The outcome that gets the most attention these days is the two-state solution, which was described in broad outline by President Clinton in late December 2000. It would obviously involve creating a Palestinian state living side-by-side with Israel. To be viable, that Palestine state would have to control 95 percent or more of the West Bank and all of Gaza. There would also have to be territorial swaps to compensate the Palestinians for those small pieces of West Bank territory that Israel got to keep in the final agreement. East Jerusalem would be the capital of the new Palestinian state. The Clinton Parameters envisioned certain restrictions on the new state’s military capabilities, but it would control the water beneath it, the air space above it, and its own borders – to include the Jordan River Valley.
There are three possible alternatives to a two-state solution, all of which involve creating a Greater Israel – an Israel that effectively controls the West Bank and Gaza.
In the first scenario, Greater Israel would become a democratic bi-national state in which Palestinians and Jews enjoy equal political rights. This solution has been suggested by a handful of Jews and a growing number of Palestinians. However, it would mean abandoning the original Zionist vision of a Jewish state, since the Palestinians would eventually outnumber the Jews in Greater Israel.

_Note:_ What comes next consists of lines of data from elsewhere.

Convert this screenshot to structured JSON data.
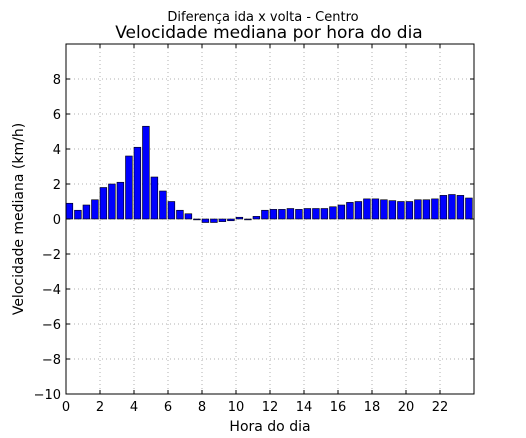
{
  "chart_data": {
    "type": "bar",
    "suptitle": "Diferença ida x volta - Centro",
    "title": "Velocidade mediana por hora do dia",
    "xlabel": "Hora do dia",
    "ylabel": "Velocidade mediana (km/h)",
    "xlim": [
      0,
      24
    ],
    "ylim": [
      -10,
      10
    ],
    "xticks": [
      0,
      2,
      4,
      6,
      8,
      10,
      12,
      14,
      16,
      18,
      20,
      22
    ],
    "yticks": [
      -10,
      -8,
      -6,
      -4,
      -2,
      0,
      2,
      4,
      6,
      8
    ],
    "grid": true,
    "bar_color": "#0000ff",
    "x": [
      0,
      0.5,
      1,
      1.5,
      2,
      2.5,
      3,
      3.5,
      4,
      4.5,
      5,
      5.5,
      6,
      6.5,
      7,
      7.5,
      8,
      8.5,
      9,
      9.5,
      10,
      10.5,
      11,
      11.5,
      12,
      12.5,
      13,
      13.5,
      14,
      14.5,
      15,
      15.5,
      16,
      16.5,
      17,
      17.5,
      18,
      18.5,
      19,
      19.5,
      20,
      20.5,
      21,
      21.5,
      22,
      22.5,
      23,
      23.5
    ],
    "values": [
      0.9,
      0.5,
      0.8,
      1.1,
      1.8,
      2.0,
      2.1,
      3.6,
      4.1,
      5.3,
      2.4,
      1.6,
      1.0,
      0.5,
      0.3,
      -0.05,
      -0.2,
      -0.2,
      -0.15,
      -0.1,
      0.1,
      -0.05,
      0.15,
      0.5,
      0.55,
      0.55,
      0.6,
      0.55,
      0.6,
      0.6,
      0.6,
      0.7,
      0.8,
      0.95,
      1.0,
      1.15,
      1.15,
      1.1,
      1.05,
      1.0,
      1.0,
      1.1,
      1.1,
      1.15,
      1.35,
      1.4,
      1.35,
      1.2
    ]
  }
}
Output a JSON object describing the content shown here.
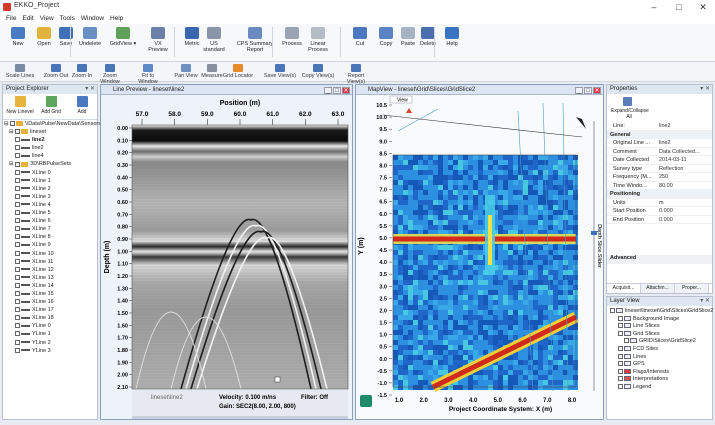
{
  "window": {
    "title": "EKKO_Project",
    "minimize": "–",
    "maximize": "□",
    "close": "✕"
  },
  "menu": [
    "File",
    "Edit",
    "View",
    "Tools",
    "Window",
    "Help"
  ],
  "ribbon": [
    {
      "label": "New",
      "icon": "new-project-icon",
      "color": "#4a7cc6"
    },
    {
      "label": "Open",
      "icon": "open-folder-icon",
      "color": "#e0b33a"
    },
    {
      "label": "Save",
      "icon": "save-icon",
      "color": "#3f6fb5"
    },
    {
      "label": "Undelete",
      "icon": "undelete-icon",
      "color": "#6a8fc3"
    },
    {
      "label": "GridView ▾",
      "icon": "grid-view-icon",
      "color": "#5fa05a"
    },
    {
      "label": "VX Preview",
      "icon": "vx-preview-icon",
      "color": "#6b7fa8"
    },
    {
      "label": "Metric",
      "icon": "metric-icon",
      "color": "#3b67b0"
    },
    {
      "label": "US standard",
      "icon": "us-standard-icon",
      "color": "#8a96a8"
    },
    {
      "label": "CPS Summary Report",
      "icon": "report-icon",
      "color": "#6a8ac0"
    },
    {
      "label": "Process",
      "icon": "process-icon",
      "color": "#9aa4b3"
    },
    {
      "label": "Linear Process",
      "icon": "linear-process-icon",
      "color": "#b5bcc6"
    },
    {
      "label": "Cut",
      "icon": "scissors-icon",
      "color": "#4d76c0"
    },
    {
      "label": "Copy",
      "icon": "copy-icon",
      "color": "#5b82c4"
    },
    {
      "label": "Paste",
      "icon": "paste-icon",
      "color": "#a7b2c2"
    },
    {
      "label": "Delete",
      "icon": "delete-icon",
      "color": "#4b6fae"
    },
    {
      "label": "Help",
      "icon": "help-icon",
      "color": "#3a74c2"
    }
  ],
  "toolbar": [
    {
      "label": "Scale Lines",
      "icon": "scale-lines-icon"
    },
    {
      "label": "Zoom Out",
      "icon": "zoom-out-icon"
    },
    {
      "label": "Zoom In",
      "icon": "zoom-in-icon"
    },
    {
      "label": "Zoom Window",
      "icon": "zoom-window-icon"
    },
    {
      "label": "Fit to Window",
      "icon": "fit-window-icon"
    },
    {
      "label": "Pan View",
      "icon": "pan-icon"
    },
    {
      "label": "Measure",
      "icon": "measure-icon"
    },
    {
      "label": "Grid Locator",
      "icon": "grid-locator-icon"
    },
    {
      "label": "Save View(s)",
      "icon": "save-view-icon"
    },
    {
      "label": "Copy View(s)",
      "icon": "copy-view-icon"
    },
    {
      "label": "Report View(s)",
      "icon": "report-view-icon"
    }
  ],
  "explorer": {
    "title": "Project Explorer",
    "buttons": [
      {
        "label": "New Linevel",
        "icon": "new-line-icon"
      },
      {
        "label": "Add Grid",
        "icon": "add-grid-icon"
      },
      {
        "label": "Add",
        "icon": "add-icon"
      }
    ],
    "root": "\\\\Data\\Pulse\\NewData\\Sensors",
    "group1": "lineset",
    "lines1": [
      "line2",
      "line2",
      "line4"
    ],
    "group2": "3D\\RBPulseSets",
    "lines2": [
      "XLine 0",
      "XLine 1",
      "XLine 2",
      "XLine 3",
      "XLine 4",
      "XLine 5",
      "XLine 6",
      "XLine 7",
      "XLine 8",
      "XLine 9",
      "XLine 10",
      "XLine 11",
      "XLine 12",
      "XLine 13",
      "XLine 14",
      "XLine 15",
      "XLine 16",
      "XLine 17",
      "XLine 18",
      "YLine 0",
      "YLine 1",
      "YLine 2",
      "YLine 3"
    ]
  },
  "lineview": {
    "title": "Line Preview - lineset\\line2",
    "position_label": "Position (m)",
    "x_ticks": [
      "57.0",
      "58.0",
      "59.0",
      "60.0",
      "61.0",
      "62.0",
      "63.0"
    ],
    "depth_label": "Depth (m)",
    "depth_ticks": [
      "0.00",
      "0.10",
      "0.20",
      "0.30",
      "0.40",
      "0.50",
      "0.60",
      "0.70",
      "0.80",
      "0.90",
      "1.00",
      "1.10",
      "1.20",
      "1.30",
      "1.40",
      "1.50",
      "1.60",
      "1.70",
      "1.80",
      "1.90",
      "2.00",
      "2.10"
    ],
    "status_line1_name": "lineset\\line2",
    "status_velocity": "Velocity: 0.100 m/ns",
    "status_filter": "Filter: Off",
    "status_gain": "Gain: SEC2(8.00, 2.00, 800)"
  },
  "mapview": {
    "title": "MapView - lineset\\Grid\\Slices\\GridSlice2",
    "view_label": "View",
    "y_label": "Y (m)",
    "y_ticks": [
      "10.5",
      "10.0",
      "9.5",
      "9.0",
      "8.5",
      "8.0",
      "7.5",
      "7.0",
      "6.5",
      "6.0",
      "5.5",
      "5.0",
      "4.5",
      "4.0",
      "3.5",
      "3.0",
      "2.5",
      "2.0",
      "1.5",
      "1.0",
      "0.5",
      "0.0",
      "-0.5",
      "-1.0",
      "-1.5"
    ],
    "x_ticks": [
      "1.0",
      "2.0",
      "3.0",
      "4.0",
      "5.0",
      "6.0",
      "7.0",
      "8.0"
    ],
    "x_label": "Project Coordinate System: X (m)",
    "side_label": "Depth Slice Slider"
  },
  "props": {
    "title": "Properties",
    "collapse": "Expand/Collapse All",
    "line_key": "Line:",
    "line_val": "line2",
    "general": "General",
    "rows": [
      [
        "Original Line ...",
        "line2"
      ],
      [
        "Comment",
        "Data Collected..."
      ],
      [
        "Date Collected",
        "2014-03-11"
      ],
      [
        "Survey type",
        "Reflection"
      ],
      [
        "Frequency (M...",
        "250"
      ],
      [
        "Time Windo...",
        "80.00"
      ]
    ],
    "positioning": "Positioning",
    "rows2": [
      [
        "Units",
        "m"
      ],
      [
        "Start Position",
        "0.000"
      ],
      [
        "End Position",
        "0.000"
      ]
    ],
    "advanced": "Advanced",
    "tabs": [
      "Acquisit...",
      "Attachm...",
      "Proper..."
    ]
  },
  "layers": {
    "title": "Layer View",
    "items": [
      "lineset\\lineset\\Grid\\Slices\\GridSlice2",
      "Background Image",
      "Line Slices",
      "Grid Slices",
      "GRID\\Slices\\GridSlice2",
      "FCD Sites",
      "Lines",
      "GPS",
      "Flags/Interests",
      "Interpretations",
      "Legend"
    ]
  }
}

Second, Israel could expel most of the Palestinians from Greater Israel, thereby preserving its Jewish character through an overt act of ethnic cleansing. This is what happened in 1948 when the Zionists drove roughly 700,000 Palestinians out of the territory that became the new state of Israel, and then prevented them from returning to their homes. Following the Six Day War in 1967, Israel expelled between 100,000 and 260,000 Palestinians from the newly conquered West Bank and drove 80,000 Syrians from the Golan Heights. The scale of the expulsion, however, would have to be even greater this time, because there are about 5.5 million Palestinians living between the Jordan and the Mediterranean.
The final alternative to a two-state solution is some form of apartheid, whereby Israel increases its control over the Occupied Territories, but allows the Palestinians to exercise limited autonomy in a set of disconnected and economically crippled enclaves.